LPI Dayah Raudhatul Ma'arif

Rapat Pimpinan Mudir Nasional (RAPIMNAS) Ma’had Aly kali ini diadakan di dua tempat, yakni PP Miftahul Huda Manonjaya dan PP Idrisiyah Tasik Malaya dengan mengambil tema “Keberlanjutan dan Peran Strategis Lulusan Ma’had Aly antara Regulasi dan Realisasi”.
Ma’had Aly menjadi harapan dan keinginan pondok pesantren untuk melaksanakan pendidikan tingkat tinggi tersebut. Setidaknya dengan beberapa alasan; 
  1. Ma’had aly tidak mengobah pola kurikulum pesantren;
  2. Ma’had aly menawarkan mahasantri untuk menguasai secara luas dan mendalam (tabahur fil ilmi) tentang kajian kitab kuning;  
  3. Lulusan Ma’had Aly disetarakan dan diakui oleh sistem pendidikan tinggi dengan lulusan Strata 1,2, dan 3;
  4. Lulusan Ma’had Aly berperan sebagai ulama tafaqquh fiddin yang akan menyebarkan islam moderat di seluruh dunia.
Oleh karena demikian, Asosiasi Ma’had Aly Indonesia (AMALI) ingin pemerintah membuat regulasi untuk memperketat persyaratan pendirian Ma’had Aly. Regulasi mengenai itu direkomendasikan diatur dalam Peraturan Menteri Agama (PMA) yang menjadi turunan Undang-Undang (UU) Nomor 18 Tahun 2019 tentang Pesantren.

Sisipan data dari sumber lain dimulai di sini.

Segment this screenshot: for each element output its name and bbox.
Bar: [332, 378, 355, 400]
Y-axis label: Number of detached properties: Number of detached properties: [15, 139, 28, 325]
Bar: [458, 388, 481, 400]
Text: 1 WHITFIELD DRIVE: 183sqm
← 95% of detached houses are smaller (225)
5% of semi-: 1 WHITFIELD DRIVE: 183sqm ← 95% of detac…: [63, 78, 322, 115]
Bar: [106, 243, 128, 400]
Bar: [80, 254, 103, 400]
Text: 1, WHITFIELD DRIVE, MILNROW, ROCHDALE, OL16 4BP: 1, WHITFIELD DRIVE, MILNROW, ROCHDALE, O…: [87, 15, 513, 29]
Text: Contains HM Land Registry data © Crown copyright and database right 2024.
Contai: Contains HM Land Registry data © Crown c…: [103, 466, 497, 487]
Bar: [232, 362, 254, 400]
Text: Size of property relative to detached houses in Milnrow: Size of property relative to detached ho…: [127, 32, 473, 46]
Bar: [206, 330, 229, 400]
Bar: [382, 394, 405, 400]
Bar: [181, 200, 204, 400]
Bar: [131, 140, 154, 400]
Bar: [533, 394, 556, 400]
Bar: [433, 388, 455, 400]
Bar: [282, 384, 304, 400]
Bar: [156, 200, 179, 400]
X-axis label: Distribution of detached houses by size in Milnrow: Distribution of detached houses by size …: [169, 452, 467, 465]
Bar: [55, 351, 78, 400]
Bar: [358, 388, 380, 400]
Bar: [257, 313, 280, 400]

KH. Dr. Abdul Djalal, M. Ag  dari PP Situbondo selaku ketua umum AMALI, menyebutkan bahwa dari hasil Rapat Pimpinan Nasional (Rapimnas) Ma’had Aly, disepakati beberapa kesepakatan.  Antara lain perubahan persyaratan pendirian Ma’had Aly.
“Pesantren yang mau mendirikan Ma’had Aly harus memenuhi persyaratan itu”, ujar beliau di Pondok Pesantren (Ponpes) Miftahul Huda, Kecamatan Manonjaya, Kabupaten Tasikmalaya, Jumat (10/1).

Beliau menyebutkan, pesantren harus memiliki jumlah santri minimal 750 orang untuk Jawa dan 500 orang untuk luar Jawa. Selain itu, pesantren juga sudah memiliki santri sebanyak itu selama 15 tahun terakhir. Hal ini untuk memperkuat kualitas dan kuantitas Ma’had Aly itu sendiri. Sehingga dapat bersanding dengan lembaga pendidikan tinggi keagamaan di dunia.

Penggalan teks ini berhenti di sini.